Since that was not prohibited for the fasting person, it must not break the fast." Ibn Taimiyyah continues: "No one eats kohl and no one causes it to enter his stomach--neither through his nose nor through his mouth. Anal enemas are also not taken as food. Indeed, it helps the body to release whatever is in the intestines and it does not reach the stomach. Any medicine that is used to treat stomach wounds or head injuries [that is taken orally] is not considered similar to food. Allah says in the Qur'an: 'Fasting is prescribed for you as it was prescribed for those before you.' The Prophet, upon whom be peace, said: 'Fasting is a shield,' and, Verily, Satan rushes through the body like the flowing of the blood [in the body]. You should constrict his rushing by hunger and fasting.' To increase his Allah-consciousness a fasting person must not eat or drink because food and drink cause the veins to fill up with blood in which Satan circulates [in one's body]. They become easier for Satan through eating and drinking, not from enemas, kohl, or medicines applied through the penis or used to treat stomach and brain injuries."Volume 3, Page 137: Fasting, the fasting person can eat, drink, and perform sexual intercourse until fajr
If someone has food in his mouth when fajr is beginning, he should spit it out. If he is having intercourse (with his wife) at that time, he should immediately stop. If he does so, his fast will still be valid. If he continues in these actions at that time, he will have broken his fast.

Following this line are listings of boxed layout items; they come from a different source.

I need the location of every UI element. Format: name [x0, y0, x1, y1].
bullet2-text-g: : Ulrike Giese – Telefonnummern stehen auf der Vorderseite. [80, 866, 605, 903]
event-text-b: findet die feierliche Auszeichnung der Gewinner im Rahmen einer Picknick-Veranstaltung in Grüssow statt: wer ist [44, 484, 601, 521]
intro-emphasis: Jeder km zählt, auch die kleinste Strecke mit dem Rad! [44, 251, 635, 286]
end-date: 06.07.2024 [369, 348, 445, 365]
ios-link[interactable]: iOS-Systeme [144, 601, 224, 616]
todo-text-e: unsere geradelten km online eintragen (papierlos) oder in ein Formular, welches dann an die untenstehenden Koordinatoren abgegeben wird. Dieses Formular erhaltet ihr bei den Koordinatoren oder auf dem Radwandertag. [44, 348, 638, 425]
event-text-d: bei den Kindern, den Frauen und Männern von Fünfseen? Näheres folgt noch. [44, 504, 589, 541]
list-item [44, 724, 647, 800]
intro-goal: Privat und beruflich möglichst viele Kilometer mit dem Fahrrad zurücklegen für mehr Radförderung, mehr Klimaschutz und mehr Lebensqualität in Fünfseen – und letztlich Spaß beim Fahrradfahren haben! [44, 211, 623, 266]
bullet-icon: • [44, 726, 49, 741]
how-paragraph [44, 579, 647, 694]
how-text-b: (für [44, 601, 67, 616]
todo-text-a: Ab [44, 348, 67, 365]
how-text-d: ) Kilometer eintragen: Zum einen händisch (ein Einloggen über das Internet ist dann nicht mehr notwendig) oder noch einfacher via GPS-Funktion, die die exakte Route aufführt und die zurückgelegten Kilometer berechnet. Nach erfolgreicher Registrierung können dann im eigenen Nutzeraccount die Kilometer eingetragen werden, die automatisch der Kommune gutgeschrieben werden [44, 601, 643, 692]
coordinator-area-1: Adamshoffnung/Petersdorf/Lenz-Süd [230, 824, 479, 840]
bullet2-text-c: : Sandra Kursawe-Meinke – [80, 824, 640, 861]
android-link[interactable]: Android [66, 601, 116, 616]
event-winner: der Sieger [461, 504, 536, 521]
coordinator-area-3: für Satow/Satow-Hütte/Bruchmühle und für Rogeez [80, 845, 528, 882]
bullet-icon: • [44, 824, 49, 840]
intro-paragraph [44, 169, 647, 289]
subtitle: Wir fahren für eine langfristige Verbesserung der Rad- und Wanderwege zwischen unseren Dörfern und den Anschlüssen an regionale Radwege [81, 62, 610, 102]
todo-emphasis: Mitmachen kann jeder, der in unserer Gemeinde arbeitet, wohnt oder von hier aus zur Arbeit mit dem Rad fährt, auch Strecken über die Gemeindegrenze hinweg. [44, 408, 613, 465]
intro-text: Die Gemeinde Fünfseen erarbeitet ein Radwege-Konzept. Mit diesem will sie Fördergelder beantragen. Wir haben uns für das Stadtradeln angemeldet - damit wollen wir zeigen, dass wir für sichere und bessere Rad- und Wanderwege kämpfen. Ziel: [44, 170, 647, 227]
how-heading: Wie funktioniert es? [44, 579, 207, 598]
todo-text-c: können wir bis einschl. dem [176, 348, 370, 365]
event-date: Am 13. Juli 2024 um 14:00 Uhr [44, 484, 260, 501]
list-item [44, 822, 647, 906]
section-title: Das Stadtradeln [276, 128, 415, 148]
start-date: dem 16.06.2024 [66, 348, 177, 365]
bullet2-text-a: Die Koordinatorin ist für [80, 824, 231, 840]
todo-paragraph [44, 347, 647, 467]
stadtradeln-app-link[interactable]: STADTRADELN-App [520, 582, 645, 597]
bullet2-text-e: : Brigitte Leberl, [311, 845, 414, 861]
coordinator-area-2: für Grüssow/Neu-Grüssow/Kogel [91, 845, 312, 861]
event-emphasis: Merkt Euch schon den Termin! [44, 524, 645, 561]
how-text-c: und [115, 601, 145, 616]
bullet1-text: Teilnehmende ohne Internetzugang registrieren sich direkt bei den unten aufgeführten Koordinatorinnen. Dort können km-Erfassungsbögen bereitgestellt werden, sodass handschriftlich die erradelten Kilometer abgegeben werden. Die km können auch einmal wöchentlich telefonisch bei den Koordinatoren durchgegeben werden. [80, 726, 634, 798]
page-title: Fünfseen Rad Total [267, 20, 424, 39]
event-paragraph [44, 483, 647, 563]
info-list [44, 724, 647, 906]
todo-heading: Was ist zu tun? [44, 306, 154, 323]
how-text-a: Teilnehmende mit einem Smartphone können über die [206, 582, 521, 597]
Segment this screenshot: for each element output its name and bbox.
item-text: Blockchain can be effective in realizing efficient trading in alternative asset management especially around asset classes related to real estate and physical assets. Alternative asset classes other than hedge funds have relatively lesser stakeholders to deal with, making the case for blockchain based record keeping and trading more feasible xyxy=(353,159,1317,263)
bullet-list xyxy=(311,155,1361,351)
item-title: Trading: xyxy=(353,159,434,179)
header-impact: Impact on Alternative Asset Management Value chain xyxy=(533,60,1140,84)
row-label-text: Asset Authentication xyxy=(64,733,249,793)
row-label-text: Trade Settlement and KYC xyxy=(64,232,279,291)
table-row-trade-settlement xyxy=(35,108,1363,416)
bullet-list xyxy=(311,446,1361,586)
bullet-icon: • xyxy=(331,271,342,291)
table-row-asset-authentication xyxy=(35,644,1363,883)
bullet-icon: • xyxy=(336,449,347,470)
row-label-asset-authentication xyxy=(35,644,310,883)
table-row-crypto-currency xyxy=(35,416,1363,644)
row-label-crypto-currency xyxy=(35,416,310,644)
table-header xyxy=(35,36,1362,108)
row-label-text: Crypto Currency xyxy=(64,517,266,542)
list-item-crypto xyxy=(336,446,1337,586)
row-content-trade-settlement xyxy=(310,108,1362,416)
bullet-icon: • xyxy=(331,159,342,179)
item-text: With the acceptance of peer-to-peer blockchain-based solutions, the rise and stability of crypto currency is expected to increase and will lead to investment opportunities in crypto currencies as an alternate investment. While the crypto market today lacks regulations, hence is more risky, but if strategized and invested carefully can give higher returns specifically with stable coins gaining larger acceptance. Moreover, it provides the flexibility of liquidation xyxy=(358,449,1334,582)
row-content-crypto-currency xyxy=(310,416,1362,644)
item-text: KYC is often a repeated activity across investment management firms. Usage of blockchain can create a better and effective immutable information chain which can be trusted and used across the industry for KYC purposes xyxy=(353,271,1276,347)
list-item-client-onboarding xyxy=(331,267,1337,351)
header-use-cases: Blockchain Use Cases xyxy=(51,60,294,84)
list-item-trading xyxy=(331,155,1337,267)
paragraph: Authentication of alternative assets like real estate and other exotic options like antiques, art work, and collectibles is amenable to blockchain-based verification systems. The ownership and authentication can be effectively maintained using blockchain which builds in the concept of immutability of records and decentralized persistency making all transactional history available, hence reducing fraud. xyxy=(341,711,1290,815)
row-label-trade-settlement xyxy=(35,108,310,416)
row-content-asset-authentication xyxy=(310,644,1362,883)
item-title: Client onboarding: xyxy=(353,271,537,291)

Al-Bukhari and Muslim record from Aishah that the Prophet said: "Bilal makes the call to prayer while it is still night; therefore, eat and drink until Ibn Umm Maktum makes the call to prayer."Volume 3, Page 137a: It is permissible for the fasting person to be sexually defiled in the morning (that is, a person is not required to perform ghusl before fajr)
The hadith from 'Aishah on this point has already been mentioned.Volume 3, Page 137b: Menstruating or post-childbirth bleeding women
If the blood of a menstruating woman or of a woman with post-childbirth bleeding stops during the night, she can delay ghusl until the morning and still fast but, she must perform ghusl before the morning prayer.